Oxford BioMedica has entered into a research and development collaboration with Mayo Clinic to develop a novel gene therapy for the treatment of chronic glaucoma. Under the terms of the agreement, Mayo Clinic and Oxford BioMedica will undertake pre-clinical studies to establish the feasibility of treating glaucoma using Oxford BioMedica's proprietary LentiVector gene delivery technology expressing a COX-2 gene and a PGF-2alpha receptor gene in order to reduce intraocular pressure. The collaboration includes an option for exclusive US rights to license Mayo Clinic's glaucoma technology, which Oxford BioMedica can exercise upon completion of pre-clinical studies under confidential terms agreed by Mayo Clinic and Oxford BioMedica.
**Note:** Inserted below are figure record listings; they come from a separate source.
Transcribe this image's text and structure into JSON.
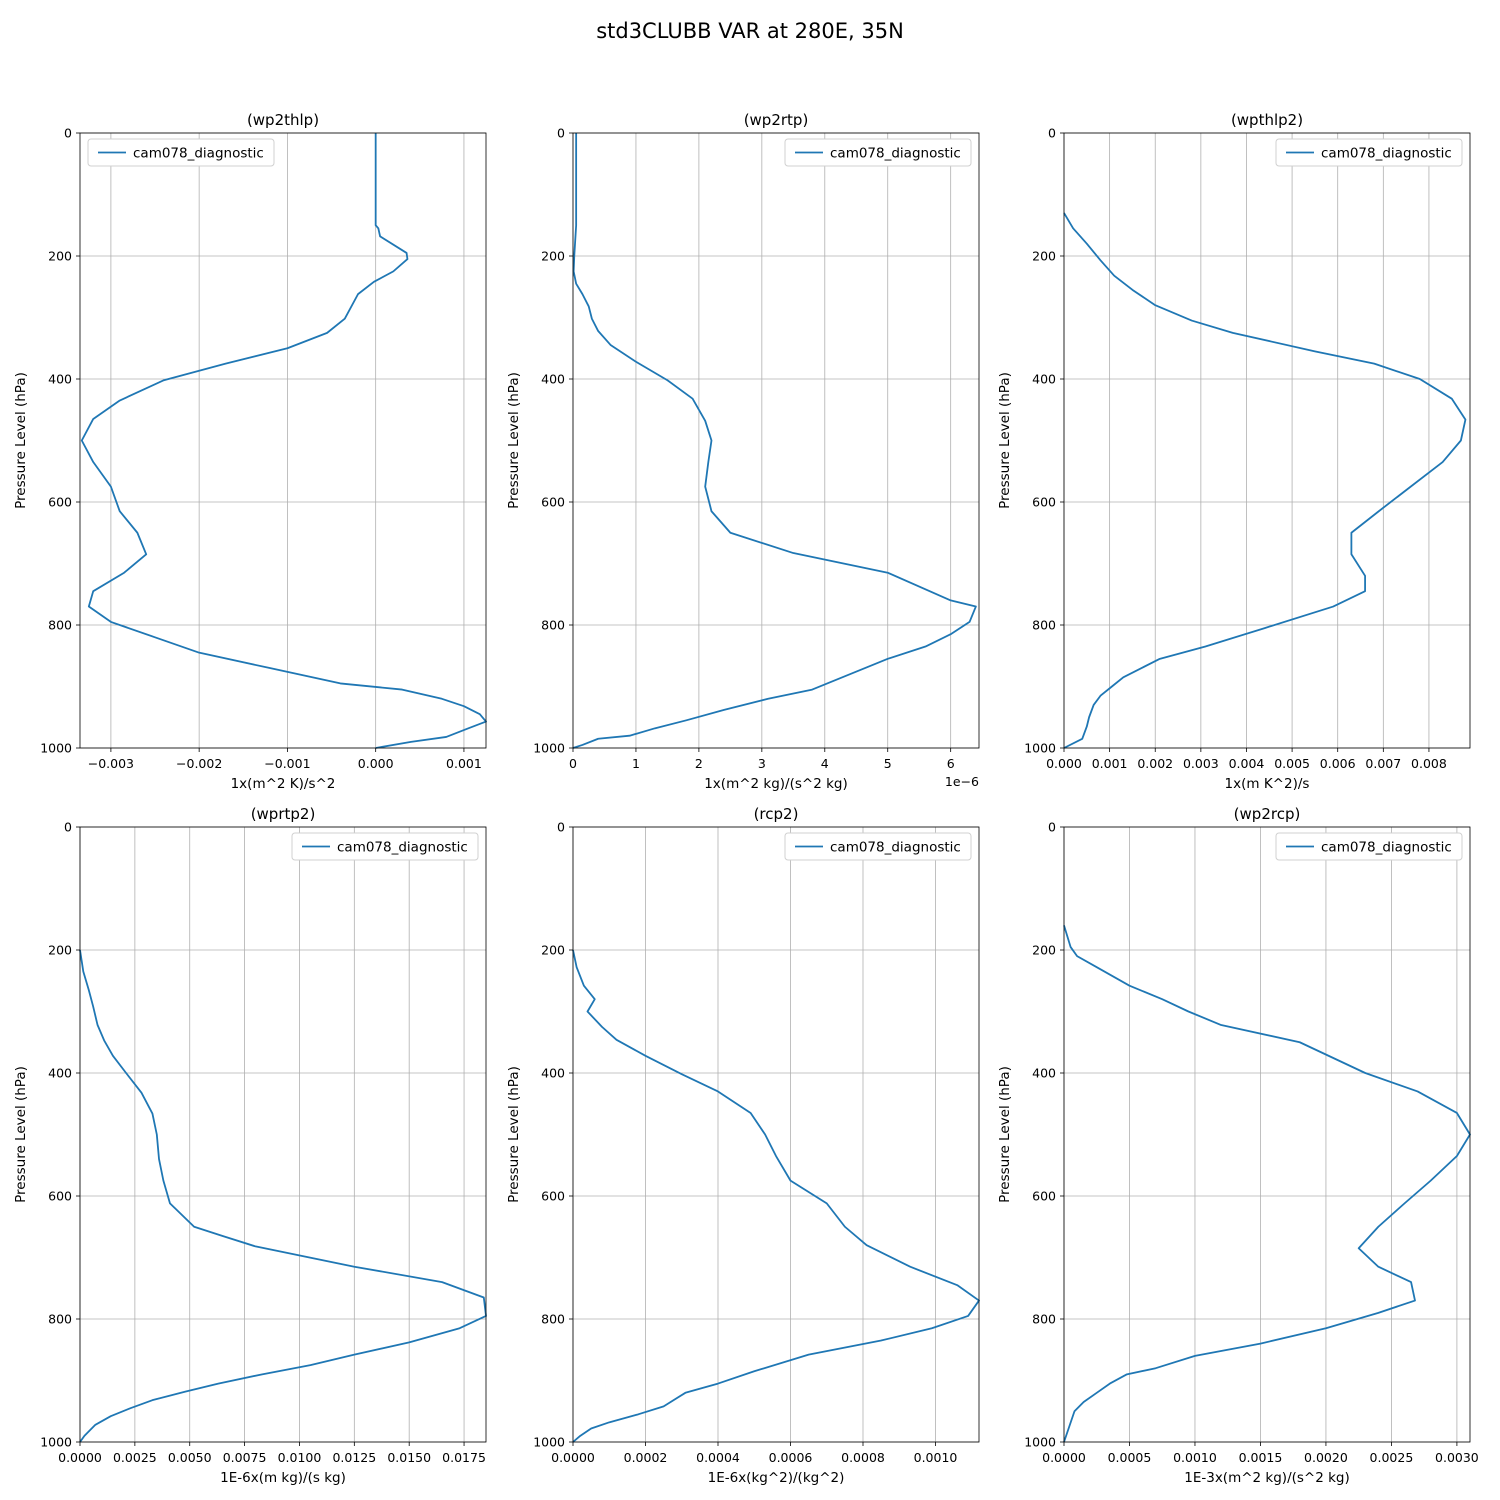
{
  "figure": {
    "title": "std3CLUBB VAR at 280E, 35N"
  },
  "colors": {
    "series": "#1f77b4",
    "grid": "#b0b0b0"
  },
  "chart_data": [
    {
      "type": "line",
      "title": "(wp2thlp)",
      "xlabel": "1x(m^2 K)/s^2",
      "ylabel": "Pressure Level (hPa)",
      "xlim": [
        -0.00335,
        0.00125
      ],
      "ylim": [
        1000,
        0
      ],
      "xticks": [
        -0.003,
        -0.002,
        -0.001,
        0.0,
        0.001
      ],
      "xtick_labels": [
        "−0.003",
        "−0.002",
        "−0.001",
        "0.000",
        "0.001"
      ],
      "yticks": [
        0,
        200,
        400,
        600,
        800,
        1000
      ],
      "ytick_labels": [
        "0",
        "200",
        "400",
        "600",
        "800",
        "1000"
      ],
      "x_offset_label": "",
      "grid": true,
      "legend_position": "upper-left",
      "series": [
        {
          "name": "cam078_diagnostic",
          "x": [
            0.0,
            0.0,
            0.0,
            3e-05,
            5e-05,
            0.00035,
            0.00036,
            0.0002,
            -2e-05,
            -0.0002,
            -0.00035,
            -0.00055,
            -0.001,
            -0.0017,
            -0.0024,
            -0.0029,
            -0.0032,
            -0.00333,
            -0.0032,
            -0.003,
            -0.0029,
            -0.0027,
            -0.0026,
            -0.00285,
            -0.0032,
            -0.00325,
            -0.003,
            -0.0025,
            -0.002,
            -0.0012,
            -0.0004,
            0.0003,
            0.00075,
            0.001,
            0.00118,
            0.00125,
            0.00105,
            0.0008,
            0.0004,
            0.0
          ],
          "y": [
            0,
            100,
            150,
            155,
            168,
            195,
            205,
            225,
            242,
            262,
            302,
            325,
            350,
            375,
            402,
            435,
            465,
            500,
            535,
            575,
            615,
            650,
            685,
            715,
            745,
            770,
            795,
            820,
            845,
            870,
            895,
            905,
            920,
            932,
            945,
            957,
            968,
            982,
            990,
            1000
          ]
        }
      ]
    },
    {
      "type": "line",
      "title": "(wp2rtp)",
      "xlabel": "1x(m^2 kg)/(s^2 kg)",
      "ylabel": "Pressure Level (hPa)",
      "xlim": [
        0,
        6.45e-06
      ],
      "ylim": [
        1000,
        0
      ],
      "xticks": [
        0,
        1e-06,
        2e-06,
        3e-06,
        4e-06,
        5e-06,
        6e-06
      ],
      "xtick_labels": [
        "0",
        "1",
        "2",
        "3",
        "4",
        "5",
        "6"
      ],
      "yticks": [
        0,
        200,
        400,
        600,
        800,
        1000
      ],
      "ytick_labels": [
        "0",
        "200",
        "400",
        "600",
        "800",
        "1000"
      ],
      "x_offset_label": "1e−6",
      "grid": true,
      "legend_position": "upper-right",
      "series": [
        {
          "name": "cam078_diagnostic",
          "x": [
            5e-08,
            5e-08,
            2e-08,
            1e-08,
            5e-08,
            1.5e-07,
            2.5e-07,
            3e-07,
            4e-07,
            6e-07,
            1e-06,
            1.5e-06,
            1.9e-06,
            2.1e-06,
            2.2e-06,
            2.15e-06,
            2.1e-06,
            2.2e-06,
            2.5e-06,
            3.5e-06,
            5e-06,
            6e-06,
            6.4e-06,
            6.3e-06,
            6e-06,
            5.6e-06,
            5e-06,
            4.4e-06,
            3.8e-06,
            3.1e-06,
            2.4e-06,
            1.8e-06,
            1.3e-06,
            9e-07,
            4e-07,
            1.5e-07,
            0.0
          ],
          "y": [
            0,
            150,
            200,
            225,
            245,
            262,
            282,
            302,
            322,
            345,
            372,
            402,
            432,
            468,
            500,
            535,
            575,
            615,
            650,
            683,
            715,
            760,
            770,
            795,
            815,
            835,
            855,
            880,
            905,
            920,
            938,
            955,
            968,
            980,
            985,
            995,
            1000
          ]
        }
      ]
    },
    {
      "type": "line",
      "title": "(wpthlp2)",
      "xlabel": "1x(m K^2)/s",
      "ylabel": "Pressure Level (hPa)",
      "xlim": [
        0,
        0.0089
      ],
      "ylim": [
        1000,
        0
      ],
      "xticks": [
        0.0,
        0.001,
        0.002,
        0.003,
        0.004,
        0.005,
        0.006,
        0.007,
        0.008
      ],
      "xtick_labels": [
        "0.000",
        "0.001",
        "0.002",
        "0.003",
        "0.004",
        "0.005",
        "0.006",
        "0.007",
        "0.008"
      ],
      "yticks": [
        0,
        200,
        400,
        600,
        800,
        1000
      ],
      "ytick_labels": [
        "0",
        "200",
        "400",
        "600",
        "800",
        "1000"
      ],
      "x_offset_label": "",
      "grid": true,
      "legend_position": "upper-right",
      "series": [
        {
          "name": "cam078_diagnostic",
          "x": [
            0.0,
            0.0002,
            0.0005,
            0.0008,
            0.0011,
            0.0015,
            0.002,
            0.0028,
            0.0037,
            0.0055,
            0.0068,
            0.0078,
            0.0085,
            0.0088,
            0.0087,
            0.0083,
            0.0076,
            0.0069,
            0.0063,
            0.0063,
            0.0066,
            0.0066,
            0.0059,
            0.0044,
            0.0031,
            0.0021,
            0.0017,
            0.0013,
            0.00105,
            0.0008,
            0.00065,
            0.00055,
            0.0005,
            0.0004,
            0.0
          ],
          "y": [
            130,
            155,
            180,
            207,
            232,
            255,
            280,
            305,
            325,
            355,
            375,
            400,
            432,
            466,
            500,
            535,
            575,
            615,
            650,
            685,
            720,
            745,
            770,
            805,
            835,
            855,
            870,
            885,
            900,
            915,
            930,
            950,
            965,
            985,
            1000
          ]
        }
      ]
    },
    {
      "type": "line",
      "title": "(wprtp2)",
      "xlabel": "1E-6x(m kg)/(s kg)",
      "ylabel": "Pressure Level (hPa)",
      "xlim": [
        0,
        0.0185
      ],
      "ylim": [
        1000,
        0
      ],
      "xticks": [
        0.0,
        0.0025,
        0.005,
        0.0075,
        0.01,
        0.0125,
        0.015,
        0.0175
      ],
      "xtick_labels": [
        "0.0000",
        "0.0025",
        "0.0050",
        "0.0075",
        "0.0100",
        "0.0125",
        "0.0150",
        "0.0175"
      ],
      "yticks": [
        0,
        200,
        400,
        600,
        800,
        1000
      ],
      "ytick_labels": [
        "0",
        "200",
        "400",
        "600",
        "800",
        "1000"
      ],
      "x_offset_label": "",
      "grid": true,
      "legend_position": "upper-right",
      "series": [
        {
          "name": "cam078_diagnostic",
          "x": [
            0.0,
            0.00015,
            0.0004,
            0.0006,
            0.0008,
            0.0011,
            0.0015,
            0.0021,
            0.0028,
            0.0033,
            0.0035,
            0.0036,
            0.0038,
            0.0041,
            0.0052,
            0.0065,
            0.008,
            0.0125,
            0.0165,
            0.0184,
            0.0185,
            0.0173,
            0.015,
            0.0125,
            0.0105,
            0.0083,
            0.0063,
            0.0048,
            0.0033,
            0.0023,
            0.0014,
            0.0007,
            0.0002,
            0.0
          ],
          "y": [
            200,
            235,
            265,
            292,
            322,
            347,
            372,
            400,
            432,
            466,
            500,
            540,
            575,
            612,
            650,
            665,
            682,
            715,
            740,
            765,
            795,
            815,
            838,
            858,
            875,
            890,
            905,
            918,
            932,
            945,
            958,
            972,
            990,
            1000
          ]
        }
      ]
    },
    {
      "type": "line",
      "title": "(rcp2)",
      "xlabel": "1E-6x(kg^2)/(kg^2)",
      "ylabel": "Pressure Level (hPa)",
      "xlim": [
        0,
        0.00112
      ],
      "ylim": [
        1000,
        0
      ],
      "xticks": [
        0.0,
        0.0002,
        0.0004,
        0.0006,
        0.0008,
        0.001
      ],
      "xtick_labels": [
        "0.0000",
        "0.0002",
        "0.0004",
        "0.0006",
        "0.0008",
        "0.0010"
      ],
      "yticks": [
        0,
        200,
        400,
        600,
        800,
        1000
      ],
      "ytick_labels": [
        "0",
        "200",
        "400",
        "600",
        "800",
        "1000"
      ],
      "x_offset_label": "",
      "grid": true,
      "legend_position": "upper-right",
      "series": [
        {
          "name": "cam078_diagnostic",
          "x": [
            0.0,
            1e-05,
            3e-05,
            6e-05,
            4e-05,
            8e-05,
            0.00012,
            0.0002,
            0.0003,
            0.0004,
            0.00049,
            0.00053,
            0.00056,
            0.0006,
            0.0007,
            0.00075,
            0.00081,
            0.00093,
            0.00106,
            0.00112,
            0.00109,
            0.00099,
            0.00085,
            0.00065,
            0.0005,
            0.0004,
            0.00031,
            0.00025,
            0.00018,
            0.0001,
            5e-05,
            2e-05,
            0.0
          ],
          "y": [
            200,
            228,
            258,
            280,
            300,
            325,
            346,
            372,
            402,
            430,
            465,
            500,
            535,
            575,
            612,
            650,
            680,
            715,
            745,
            770,
            795,
            815,
            835,
            858,
            885,
            905,
            920,
            942,
            955,
            968,
            978,
            990,
            1000
          ]
        }
      ]
    },
    {
      "type": "line",
      "title": "(wp2rcp)",
      "xlabel": "1E-3x(m^2 kg)/(s^2 kg)",
      "ylabel": "Pressure Level (hPa)",
      "xlim": [
        0,
        0.0031
      ],
      "ylim": [
        1000,
        0
      ],
      "xticks": [
        0.0,
        0.0005,
        0.001,
        0.0015,
        0.002,
        0.0025,
        0.003
      ],
      "xtick_labels": [
        "0.0000",
        "0.0005",
        "0.0010",
        "0.0015",
        "0.0020",
        "0.0025",
        "0.0030"
      ],
      "yticks": [
        0,
        200,
        400,
        600,
        800,
        1000
      ],
      "ytick_labels": [
        "0",
        "200",
        "400",
        "600",
        "800",
        "1000"
      ],
      "x_offset_label": "",
      "grid": true,
      "legend_position": "upper-right",
      "series": [
        {
          "name": "cam078_diagnostic",
          "x": [
            0.0,
            5e-05,
            0.0001,
            0.00025,
            0.0005,
            0.00075,
            0.00095,
            0.0012,
            0.0018,
            0.0023,
            0.0027,
            0.003,
            0.0031,
            0.003,
            0.0028,
            0.0026,
            0.0024,
            0.00225,
            0.0024,
            0.00265,
            0.00268,
            0.0024,
            0.002,
            0.0015,
            0.001,
            0.0007,
            0.00048,
            0.00035,
            0.00025,
            0.00015,
            8e-05,
            4e-05,
            0.0
          ],
          "y": [
            160,
            195,
            210,
            228,
            258,
            280,
            300,
            322,
            350,
            400,
            430,
            465,
            500,
            535,
            575,
            612,
            650,
            685,
            715,
            740,
            770,
            790,
            815,
            840,
            860,
            880,
            890,
            905,
            920,
            935,
            950,
            975,
            1000
          ]
        }
      ]
    }
  ]
}
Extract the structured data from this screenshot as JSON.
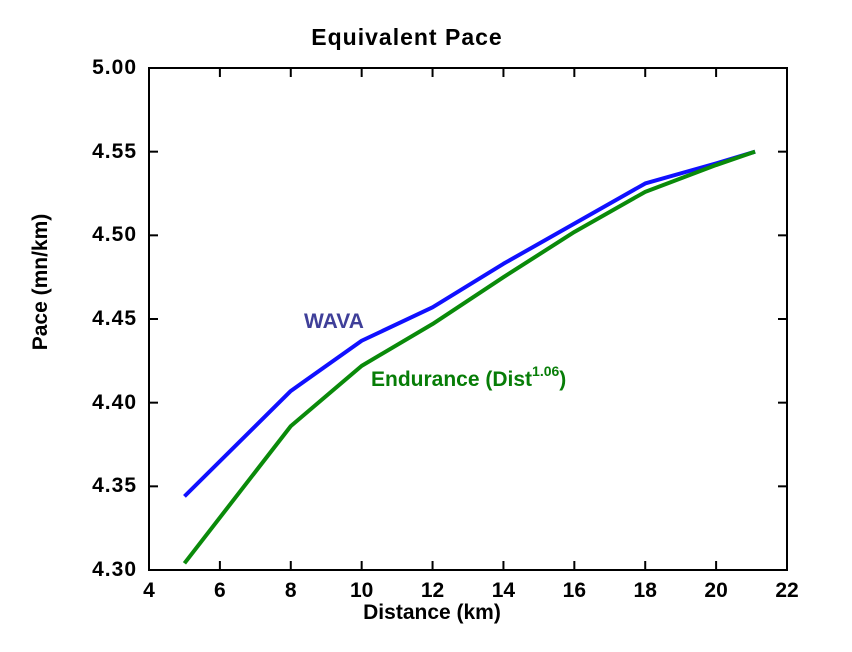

The collaboration builds on earlier pre-clinical research, conducted by Eric Poeschla M.D., Mayo Clinic and his research team, which has established initial proof-of-concept for this approach to treating chronic glaucoma.

Dr. Eric Poeschla at Mayo Clinic, USA, commented: "Numerous aspects of glaucoma are favorable for this approach. The disease's lifelong persistence and the incomplete efficacy and adherence seen with current treatment methods are two of the main problems that make achieving a sustained therapeutic effect via gene therapy an appealing prospect. In addition, the target tissues involved in regulating intraocular pressure are relatively small and confined, which enhances gene delivery feasibility. Finally, we have shown that the approach causes sustained reduction in intraocular pressure in pre-clinical models. We are pleased to collaborate with Oxford BioMedica on research and clinical translation for the treatment of glaucoma."